Quidah is an online platform that connects investors with curated opportunities and expert insights on Africa’s emerging markets, while offering businesses promotional services, partnership facilitation, and market intelligence to attract capital and grow their operations.
Africa’s instant payments ecosystem crossed a major threshold in 2024, processing nearly $2 trillion across 64 billion transactions, according to the new SIIPS 2025 report released by AfricaNenda, the World Bank and UNECA. With 36 active systems now operating in 31 countries, the continent is rapidly shifting toward digital finance at scale, widening access and enabling more inclusive economic participation.
The report identifies a decisive expansion of real-time payment infrastructure. Five new systems launched over the past year, and nearly half of all platforms now interlink banks, mobile money operators, and fintechs. This interoperability is strengthening network effects, enabling smoother transactions for consumers, businesses, and merchants.
Nigeria’s NIP stands as the first system to achieve a “mature” level of inclusivity on AfricaNenda’s assessment scale. Ten other systems are approaching “advanced” inclusivity as they broaden capabilities across person-to-business, government-to-person, and increasingly cross-border use cases. These functions are essential for driving merchant acceptance, supporting formalization, and deepening regional economic integration.
Field research across Angola, Côte d’Ivoire, Madagascar, and Tunisia shows a common pattern: consumer uptake is rising faster than merchant acceptance, especially in early-stage markets. Adults over 30 and individuals with regular income remain the most active adopters, while women, young adults, and individuals lacking identification or agent access continue to face adoption barriers. Fraud concerns dominate user hesitation, with 50%–75% of cash-preferring users citing risk as the primary deterrent.
The World Bank’s FASTT initiative continues to invest in rapid payment development across the continent, emphasizing accessibility, innovation, and inclusive design. The SIIPS report highlights the strategic intersection of instant payments with digital ID systems, digital public infrastructure, and stronger data-protection frameworks.
Stakeholders from central banks, payment providers, regulators, and development partners gathered in Eswatini to outline scaling strategies, focusing on secure, interoperable growth for the coming decade. The SIIPS 2025 report includes expanded data, country profiles, and tailored policy recommendations.
For investors, operators, and fintech builders, the momentum is opening sizeable addressable markets:
• Interoperability and merchant acquisition: As more platforms integrate banks, mobile money, and fintechs, demand for merchant acceptance tools, POS devices, QR rails, and value-added services is increasing sharply.
• Cross-border payments: Emerging regional settlement corridors support AfCFTA objectives and create opportunities in FX, treasury management, regtech, and remittances.
•Alternative data and credit scoring:Digital transaction trails can strengthen credit models, enabling embedded lending for SMEs and consumers.
• Infrastructure investment:Data centers, cybersecurity layers, fraud-management systems, and agent networks remain critical gaps where private capital can play a defining role.

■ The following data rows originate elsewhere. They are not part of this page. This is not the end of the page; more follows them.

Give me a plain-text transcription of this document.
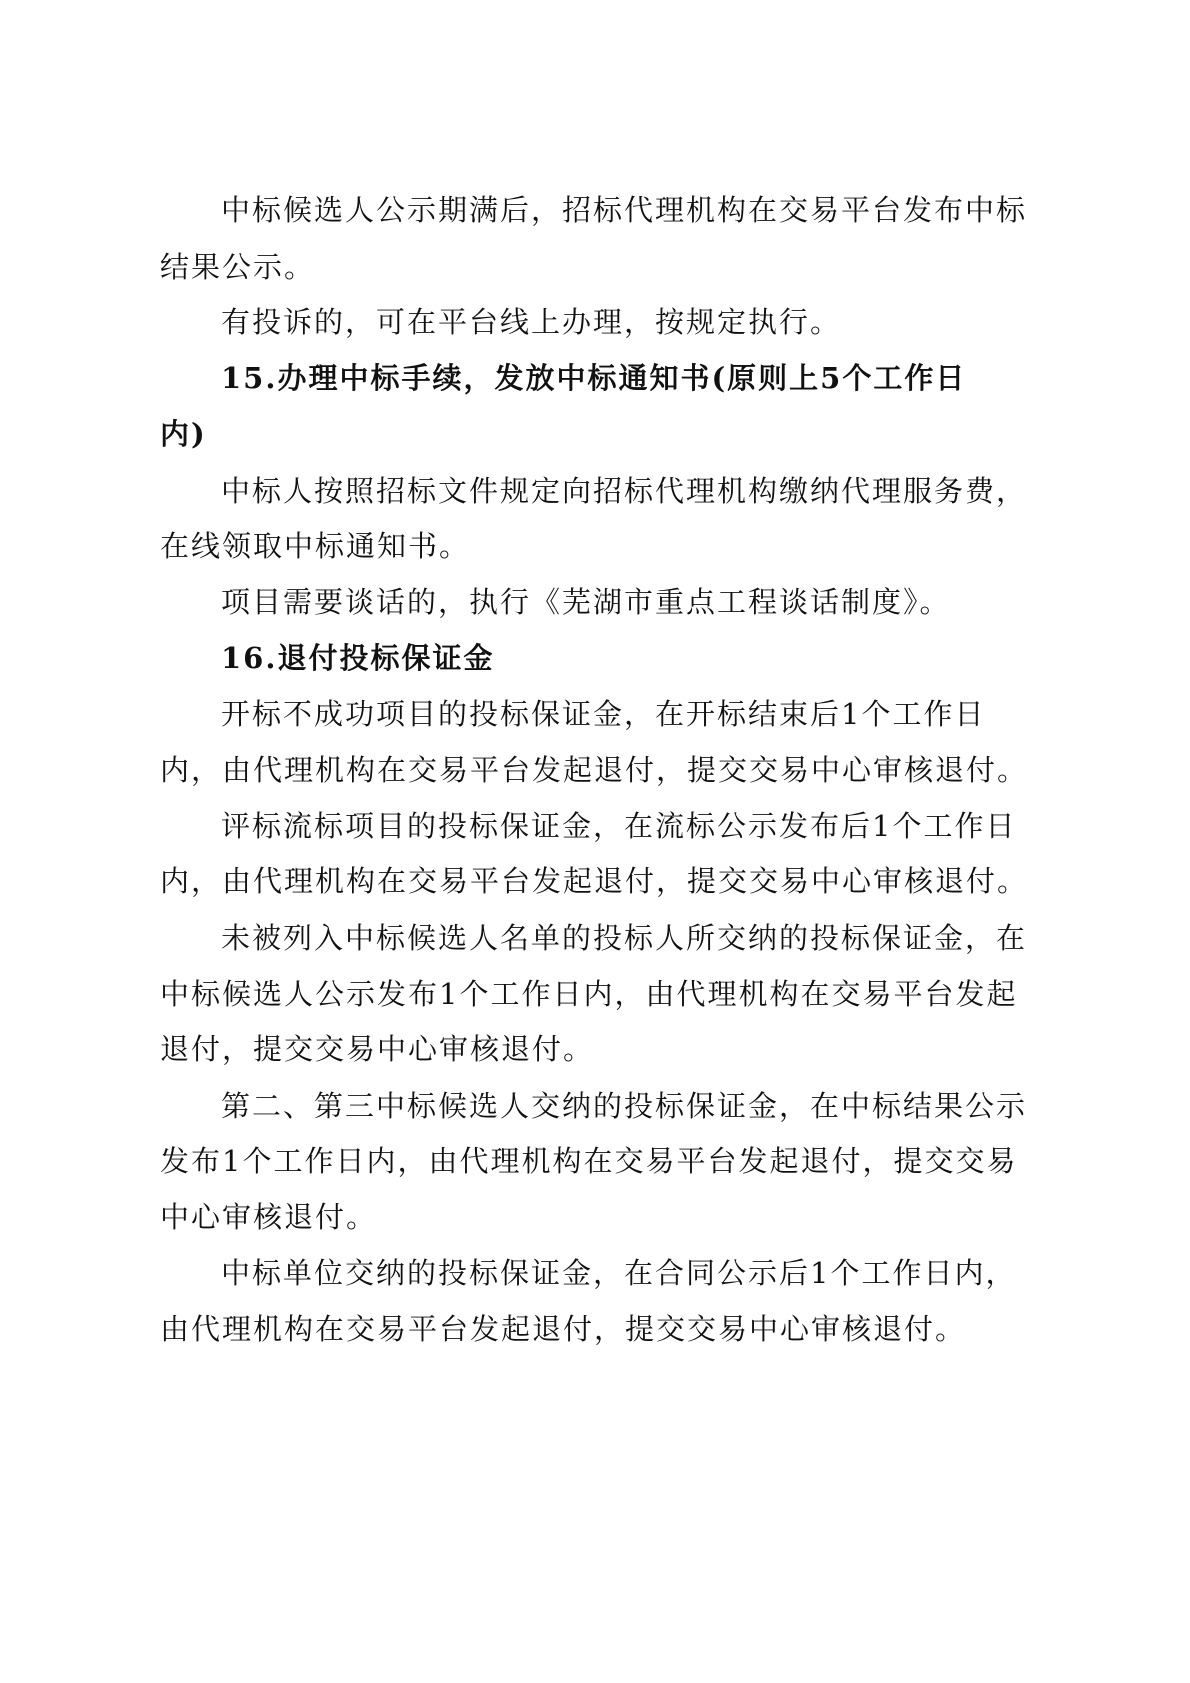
中标候选人公示期满后，招标代理机构在交易平台发布中标
结果公示。
有投诉的，可在平台线上办理，按规定执行。
15.办理中标手续，发放中标通知书(原则上5个工作日
内)
中标人按照招标文件规定向招标代理机构缴纳代理服务费，
在线领取中标通知书。
项目需要谈话的，执行《芜湖市重点工程谈话制度》。
16.退付投标保证金
开标不成功项目的投标保证金，在开标结束后1个工作日
内，由代理机构在交易平台发起退付，提交交易中心审核退付。
评标流标项目的投标保证金，在流标公示发布后1个工作日
内，由代理机构在交易平台发起退付，提交交易中心审核退付。
未被列入中标候选人名单的投标人所交纳的投标保证金，在
中标候选人公示发布1个工作日内，由代理机构在交易平台发起
退付，提交交易中心审核退付。
第二、第三中标候选人交纳的投标保证金，在中标结果公示
发布1个工作日内，由代理机构在交易平台发起退付，提交交易
中心审核退付。
中标单位交纳的投标保证金，在合同公示后1个工作日内，
由代理机构在交易平台发起退付，提交交易中心审核退付。
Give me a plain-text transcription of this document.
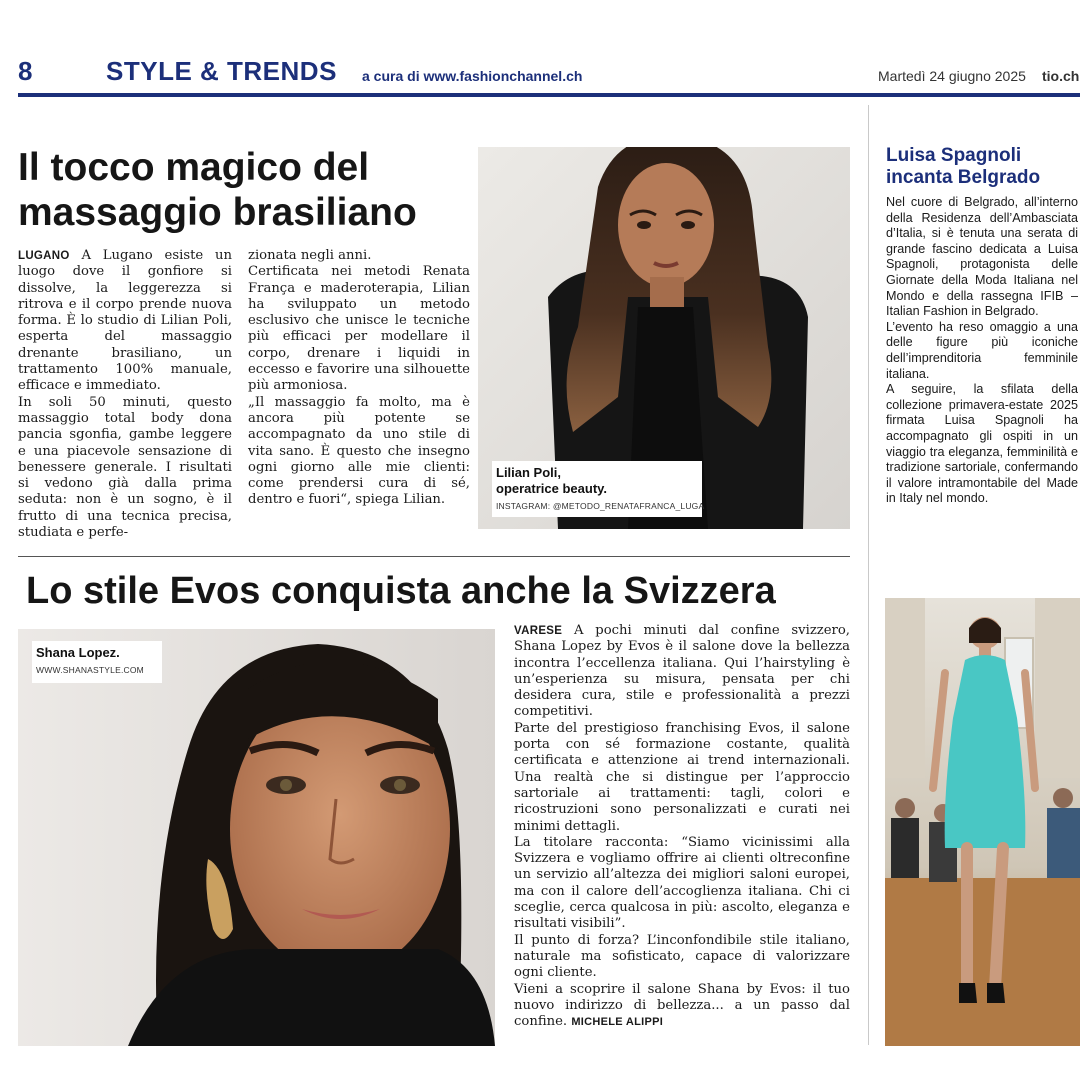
8	STYLE & TRENDS a cura di www.fashionchannel.ch	Martedì 24 giugno 2025 tio.ch
Il tocco magico del massaggio brasiliano

LUGANO A Lugano esiste un luogo dove il gonfiore si dissolve, la leggerezza si ritrova e il corpo prende nuova forma. È lo studio di Lilian Poli, esperta del massaggio drenante brasiliano, un trattamento 100% manuale, efficace e immediato.

In soli 50 minuti, questo massaggio total body dona pancia sgonfia, gambe leggere e una piacevole sensazione di benessere generale. I risultati si vedono già dalla prima seduta: non è un sogno, è il frutto di una tecnica precisa, studiata e perfe-

zionata negli anni.

Certificata nei metodi Renata França e maderoterapia, Lilian ha sviluppato un metodo esclusivo che unisce le tecniche più efficaci per modellare il corpo, drenare i liquidi in eccesso e favorire una silhouette più armoniosa.

„Il massaggio fa molto, ma è ancora più potente se accompagnato da uno stile di vita sano. È questo che insegno ogni giorno alle mie clienti: come prendersi cura di sé, dentro e fuori“, spiega Lilian.

Lilian Poli,
operatrice beauty.
INSTAGRAM: @METODO_RENATAFRANCA_LUGA
Lo stile Evos conquista anche la Svizzera
Shana Lopez.
WWW.SHANASTYLE.COM

VARESE A pochi minuti dal confine svizzero, Shana Lopez by Evos è il salone dove la bellezza incontra l’eccellenza italiana. Qui l’hairstyling è un’esperienza su misura, pensata per chi desidera cura, stile e professionalità a prezzi competitivi.

Parte del prestigioso franchising Evos, il salone porta con sé formazione costante, qualità certificata e attenzione ai trend internazionali. Una realtà che si distingue per l’approccio sartoriale ai trattamenti: tagli, colori e ricostruzioni sono personalizzati e curati nei minimi dettagli.

La titolare racconta: “Siamo vicinissimi alla Svizzera e vogliamo offrire ai clienti oltreconfine un servizio all’altezza dei migliori saloni europei, ma con il calore dell’accoglienza italiana. Chi ci sceglie, cerca qualcosa in più: ascolto, eleganza e risultati visibili”.

Il punto di forza? L’inconfondibile stile italiano, naturale ma sofisticato, capace di valorizzare ogni cliente.

Vieni a scoprire il salone Shana by Evos: il tuo nuovo indirizzo di bellezza... a un passo dal confine. MICHELE ALIPPI

Luisa Spagnoli incanta Belgrado

Nel cuore di Belgrado, all’interno della Residenza dell’Ambasciata d’Italia, si è tenuta una serata di grande fascino dedicata a Luisa Spagnoli, protagonista delle Giornate della Moda Italiana nel Mondo e della rassegna IFIB – Italian Fashion in Belgrado.

L’evento ha reso omaggio a una delle figure più iconiche dell’imprenditoria femminile italiana.

A seguire, la sfilata della collezione primavera-estate 2025 firmata Luisa Spagnoli ha accompagnato gli ospiti in un viaggio tra eleganza, femminilità e tradizione sartoriale, confermando il valore intramontabile del Made in Italy nel mondo.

Execution risks remain significant. Fraud, weak dispute-resolution systems, ID gaps, and inconsistent regulatory standards threaten trust and scalability. Policy harmonization across KYC/AML, data-protection laws, and settlement standards will shape market economics and risk exposure. Inclusive design and public-private collaboration will be decisive in determining who wins the next phase of expansion.
Instant payments have reached systemic relevance across Africa, but sustaining momentum requires closing the acceptance gap, mitigating fraud, strengthening digital ID systems, and aligning regulatory frameworks. With coordinated infrastructure and clear supervision, the continent’s $2 trillion milestone can translate into durable progress in inclusion, productivity, and intra-African trade.